Shadow Slave - Bölüm 290
Bölüm 290: Yargı Günü
Değişen Yıldız’ın sözleri odayı ölüm sessizliğine büründürdü. Her iki tarafta da insanlar yavaş yavaş kendilerini hazırlıyor, gözlerinde karanlık bir kızgınlık yanıyordu. Sanki gerilim kritik seviyeye ulaşmış ve bir şiddet fırtınasına dönüşmek üzereymiş gibi hissediliyordu.
Sadece üç kişi sakinliğini koruyor ve durumun vahametinden etkilenmiyordu: Nephis’in kendisi, Sunny… ve Tessai.
Dev, köpek dişlerini sırıtarak gösterdi. Ancak gözleri buz gibi soğuktu.
“Ne büyük bir keşif. Ben de senin büyük bir adalet savunucusu olduğunu düşünüyordum.
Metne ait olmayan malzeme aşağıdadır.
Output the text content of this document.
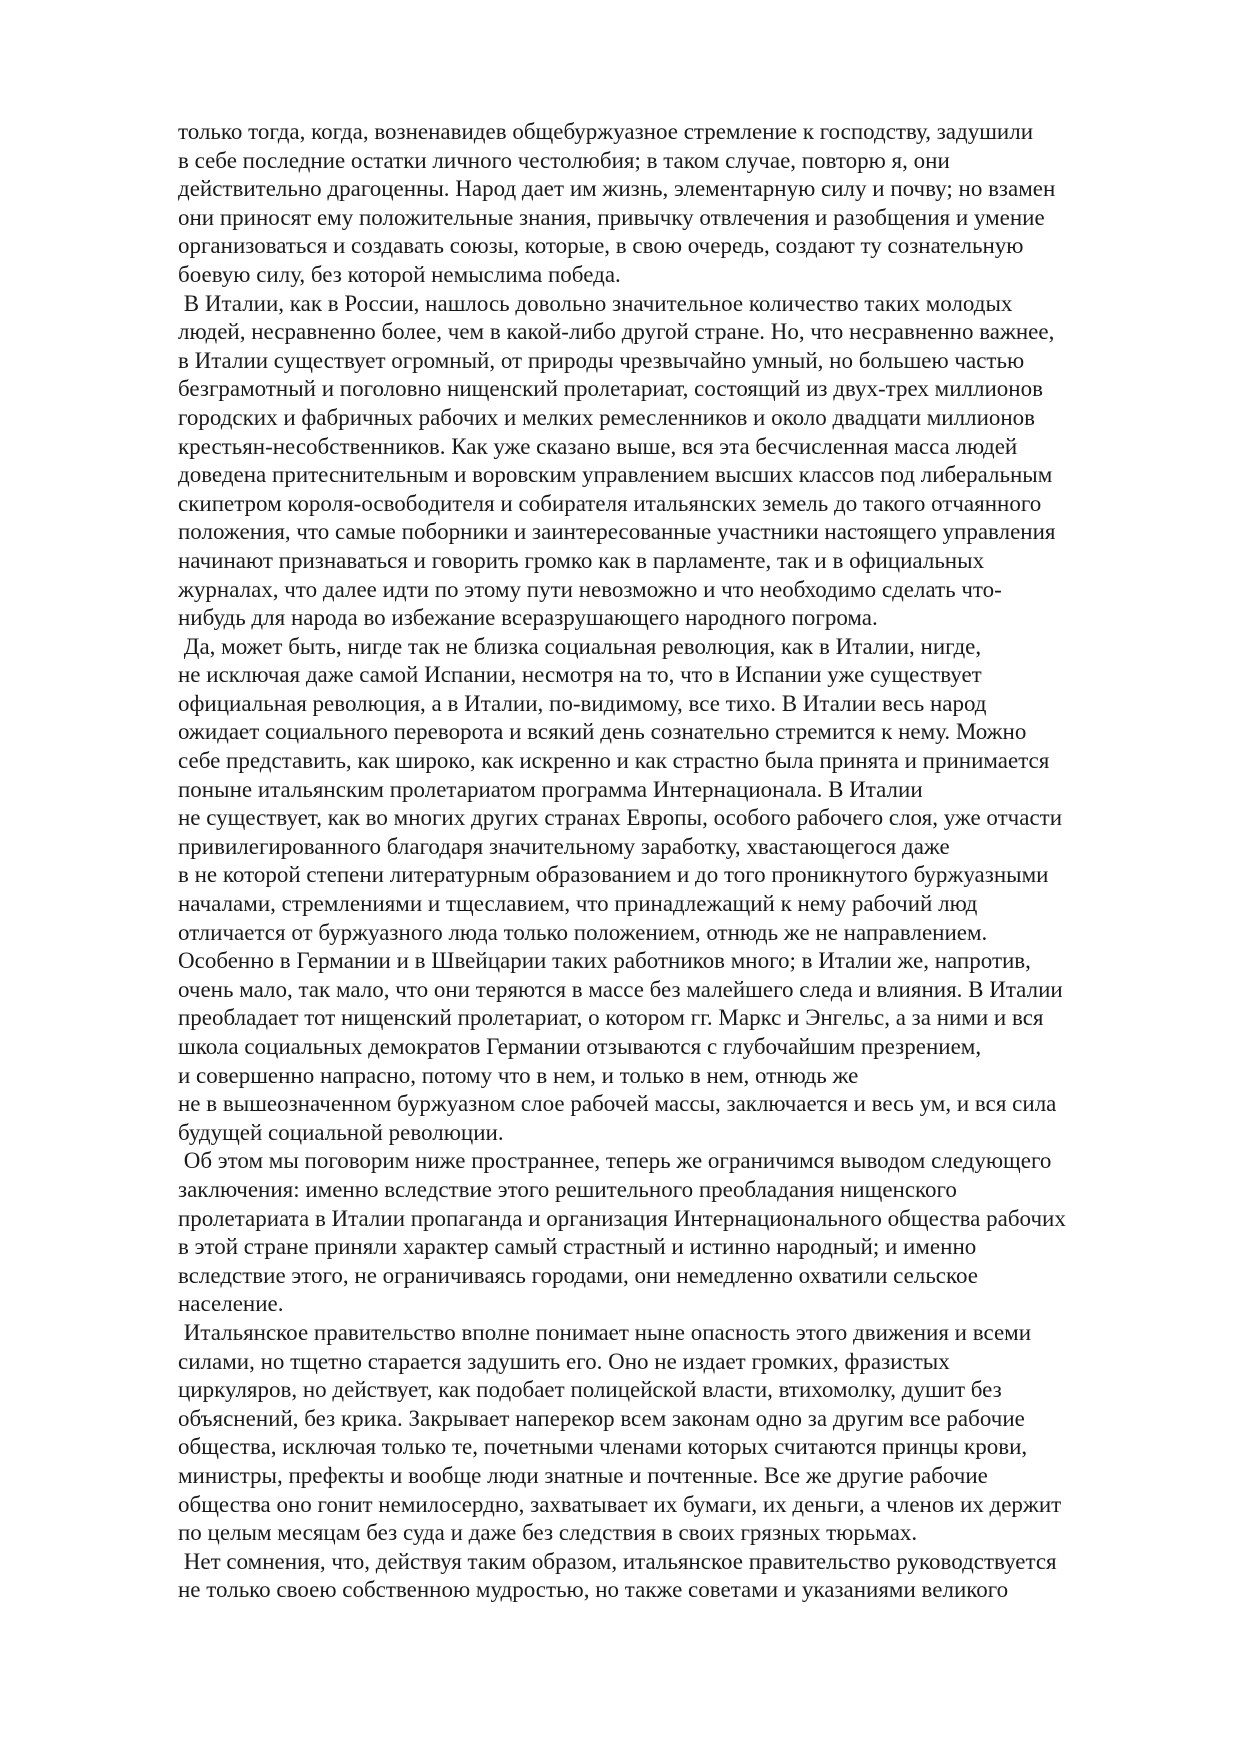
только тогда, когда, возненавидев общебуржуазное стремление к господству, задушили
в себе последние остатки личного честолюбия; в таком случае, повторю я, они
действительно драгоценны. Народ дает им жизнь, элементарную силу и почву; но взамен
они приносят ему положительные знания, привычку отвлечения и разобщения и умение
организоваться и создавать союзы, которые, в свою очередь, создают ту сознательную
боевую силу, без которой немыслима победа.
В Италии, как в России, нашлось довольно значительное количество таких молодых
людей, несравненно более, чем в какой-либо другой стране. Но, что несравненно важнее,
в Италии существует огромный, от природы чрезвычайно умный, но большею частью
безграмотный и поголовно нищенский пролетариат, состоящий из двух-трех миллионов
городских и фабричных рабочих и мелких ремесленников и около двадцати миллионов
крестьян-несобственников. Как уже сказано выше, вся эта бесчисленная масса людей
доведена притеснительным и воровским управлением высших классов под либеральным
скипетром короля-освободителя и собирателя итальянских земель до такого отчаянного
положения, что самые поборники и заинтересованные участники настоящего управления
начинают признаваться и говорить громко как в парламенте, так и в официальных
журналах, что далее идти по этому пути невозможно и что необходимо сделать что-
нибудь для народа во избежание всеразрушающего народного погрома.
Да, может быть, нигде так не близка социальная революция, как в Италии, нигде,
не исключая даже самой Испании, несмотря на то, что в Испании уже существует
официальная революция, а в Италии, по-видимому, все тихо. В Италии весь народ
ожидает социального переворота и всякий день сознательно стремится к нему. Можно
себе представить, как широко, как искренно и как страстно была принята и принимается
поныне итальянским пролетариатом программа Интернационала. В Италии
не существует, как во многих других странах Европы, особого рабочего слоя, уже отчасти
привилегированного благодаря значительному заработку, хвастающегося даже
в не которой степени литературным образованием и до того проникнутого буржуазными
началами, стремлениями и тщеславием, что принадлежащий к нему рабочий люд
отличается от буржуазного люда только положением, отнюдь же не направлением.
Особенно в Германии и в Швейцарии таких работников много; в Италии же, напротив,
очень мало, так мало, что они теряются в массе без малейшего следа и влияния. В Италии
преобладает тот нищенский пролетариат, о котором гг. Маркс и Энгельс, а за ними и вся
школа социальных демократов Германии отзываются с глубочайшим презрением,
и совершенно напрасно, потому что в нем, и только в нем, отнюдь же
не в вышеозначенном буржуазном слое рабочей массы, заключается и весь ум, и вся сила
будущей социальной революции.
Об этом мы поговорим ниже пространнее, теперь же ограничимся выводом следующего
заключения: именно вследствие этого решительного преобладания нищенского
пролетариата в Италии пропаганда и организация Интернационального общества рабочих
в этой стране приняли характер самый страстный и истинно народный; и именно
вследствие этого, не ограничиваясь городами, они немедленно охватили сельское
население.
Итальянское правительство вполне понимает ныне опасность этого движения и всеми
силами, но тщетно старается задушить его. Оно не издает громких, фразистых
циркуляров, но действует, как подобает полицейской власти, втихомолку, душит без
объяснений, без крика. Закрывает наперекор всем законам одно за другим все рабочие
общества, исключая только те, почетными членами которых считаются принцы крови,
министры, префекты и вообще люди знатные и почтенные. Все же другие рабочие
общества оно гонит немилосердно, захватывает их бумаги, их деньги, а членов их держит
по целым месяцам без суда и даже без следствия в своих грязных тюрьмах.
Нет сомнения, что, действуя таким образом, итальянское правительство руководствуется
не только своею собственною мудростью, но также советами и указаниями великого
Öyle değil miydin, Değişen Yıldız? Yoksa adalet anlayışın sadece sana hizmet etmeyenlerin suçlarına mı mahsus?”
İçini çekti ve hayal kırıklığı dolu sesiyle ekledi:
“Senin şu avcı kadın cinayetle suçlanıyor. Neden onu adalete teslim etmemi engellemeye çalışıyorsun? Herkes bir yana, senin adaletin önüne geçmeyeceğini sanıyordum.”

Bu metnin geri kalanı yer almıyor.